The ethos of your article in one paragraph – try and capture what it is your article is about.
·        The pitch itself should be around two to three short paragraphs long – this should hook the editor’s attention, so make it snappy and specific. Be clear about your intentions. Do say whether you can supply images or not and do put a mini biography at the end that should include what you’ve had published before, any relevant qualifications, etc.
·        SELL YOURSELF! The pitch is your chance to get the foot in the editor’s door and get your name known so make sure your pitch is as spectacular as you can make it. Don’t waffle and don’t be vague – clarity, professionalism  and brevity are key.
·        Don’t forget to pay attention to grammar and spelling. If the editor see’s mistakes they may be less inclined to accept it even if it is a brilliant idea.
·        Don’t be afraid to be different: find a different angle but keep within the magazine’s frame.
·        Know who to send the pitch too – the editor’s name should be in the magazine – if unsure, ring the magazine up!


Sunday, 7 October 2012

Where in the World?

A facet of article writing that as so far escaped my attention is travel writing. My illogical mind had decreed that because I've never ventured abroad no-one will be interested in what I have to say (don't start Mr Whaley  -  I know, I know!) Now, as anyone who is a serious, professional writer will know, this is not the attitude to take. Theoretically, a writer can turn their hand to any writing they so wish and, in fact, should be able to adapt their writing style to any given publication. It's what they/we do on a daily basis - or should be. So what stops us?

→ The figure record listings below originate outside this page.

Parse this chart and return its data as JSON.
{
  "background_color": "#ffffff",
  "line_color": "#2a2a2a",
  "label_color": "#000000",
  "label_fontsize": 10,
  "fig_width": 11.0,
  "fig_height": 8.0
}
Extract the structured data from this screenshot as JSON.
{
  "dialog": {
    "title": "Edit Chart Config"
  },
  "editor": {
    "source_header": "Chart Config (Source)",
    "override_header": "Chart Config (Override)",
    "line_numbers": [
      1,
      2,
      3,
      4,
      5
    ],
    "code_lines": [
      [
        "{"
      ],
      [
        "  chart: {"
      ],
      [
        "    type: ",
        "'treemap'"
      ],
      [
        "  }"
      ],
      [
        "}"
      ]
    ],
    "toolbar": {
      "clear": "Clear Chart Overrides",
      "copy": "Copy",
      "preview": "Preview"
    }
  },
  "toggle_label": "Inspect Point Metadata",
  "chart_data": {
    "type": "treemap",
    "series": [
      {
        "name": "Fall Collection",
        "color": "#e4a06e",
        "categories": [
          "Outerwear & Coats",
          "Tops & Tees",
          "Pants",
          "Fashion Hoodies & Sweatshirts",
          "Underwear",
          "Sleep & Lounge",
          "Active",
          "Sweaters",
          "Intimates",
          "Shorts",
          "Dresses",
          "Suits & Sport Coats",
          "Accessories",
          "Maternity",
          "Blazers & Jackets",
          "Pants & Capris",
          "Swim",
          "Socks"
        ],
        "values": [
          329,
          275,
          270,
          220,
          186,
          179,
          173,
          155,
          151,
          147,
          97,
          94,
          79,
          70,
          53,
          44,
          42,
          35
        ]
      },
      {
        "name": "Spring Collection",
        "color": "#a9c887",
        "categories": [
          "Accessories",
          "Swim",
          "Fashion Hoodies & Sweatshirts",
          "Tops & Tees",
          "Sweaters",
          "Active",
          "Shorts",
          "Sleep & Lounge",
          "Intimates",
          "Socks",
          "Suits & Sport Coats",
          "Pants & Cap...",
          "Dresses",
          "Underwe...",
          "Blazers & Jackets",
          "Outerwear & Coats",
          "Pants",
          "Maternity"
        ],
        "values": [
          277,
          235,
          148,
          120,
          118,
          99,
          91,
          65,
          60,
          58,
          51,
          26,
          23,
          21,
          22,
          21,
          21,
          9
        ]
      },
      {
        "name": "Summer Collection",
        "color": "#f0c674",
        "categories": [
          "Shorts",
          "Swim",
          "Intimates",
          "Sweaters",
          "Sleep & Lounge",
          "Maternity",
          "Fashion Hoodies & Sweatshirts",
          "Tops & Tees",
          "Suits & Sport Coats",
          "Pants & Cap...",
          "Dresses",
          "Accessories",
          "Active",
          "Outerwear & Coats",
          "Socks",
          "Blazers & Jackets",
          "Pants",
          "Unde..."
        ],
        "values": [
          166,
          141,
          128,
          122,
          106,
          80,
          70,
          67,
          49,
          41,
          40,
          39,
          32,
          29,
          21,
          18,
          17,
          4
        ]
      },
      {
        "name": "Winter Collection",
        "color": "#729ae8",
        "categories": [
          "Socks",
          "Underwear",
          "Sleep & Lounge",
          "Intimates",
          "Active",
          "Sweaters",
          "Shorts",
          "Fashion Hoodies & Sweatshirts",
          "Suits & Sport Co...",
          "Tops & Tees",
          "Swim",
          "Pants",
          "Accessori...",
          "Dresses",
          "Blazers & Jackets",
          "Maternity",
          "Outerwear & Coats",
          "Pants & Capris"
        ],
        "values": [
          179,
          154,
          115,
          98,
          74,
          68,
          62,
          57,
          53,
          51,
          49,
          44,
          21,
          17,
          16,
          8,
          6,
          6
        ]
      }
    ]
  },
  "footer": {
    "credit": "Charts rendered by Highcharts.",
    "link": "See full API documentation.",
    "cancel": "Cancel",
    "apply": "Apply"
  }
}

I think fear of the unknown is a big issue - can you write in an accurate, engaging and authoritative manner about a subject you are not an expert on? Of course, the answer I hope to hear is a resounding YES! The answer should be positive as you can research a subject and find out about it from the Internet (but be very carefully about the authenticity of the sites you use,) experts who do know what they are talking about and members of the public who have experienced or know about what you are writing about. The range of topics and themes is endless!

So, I intend to remedy this sorry state of affairs and write about places I do know about or places other people know about. For me, this means places in the UK - but there is nothing to stop me (or you) from interviewing someone who has been abroad and writing about their experiences is there?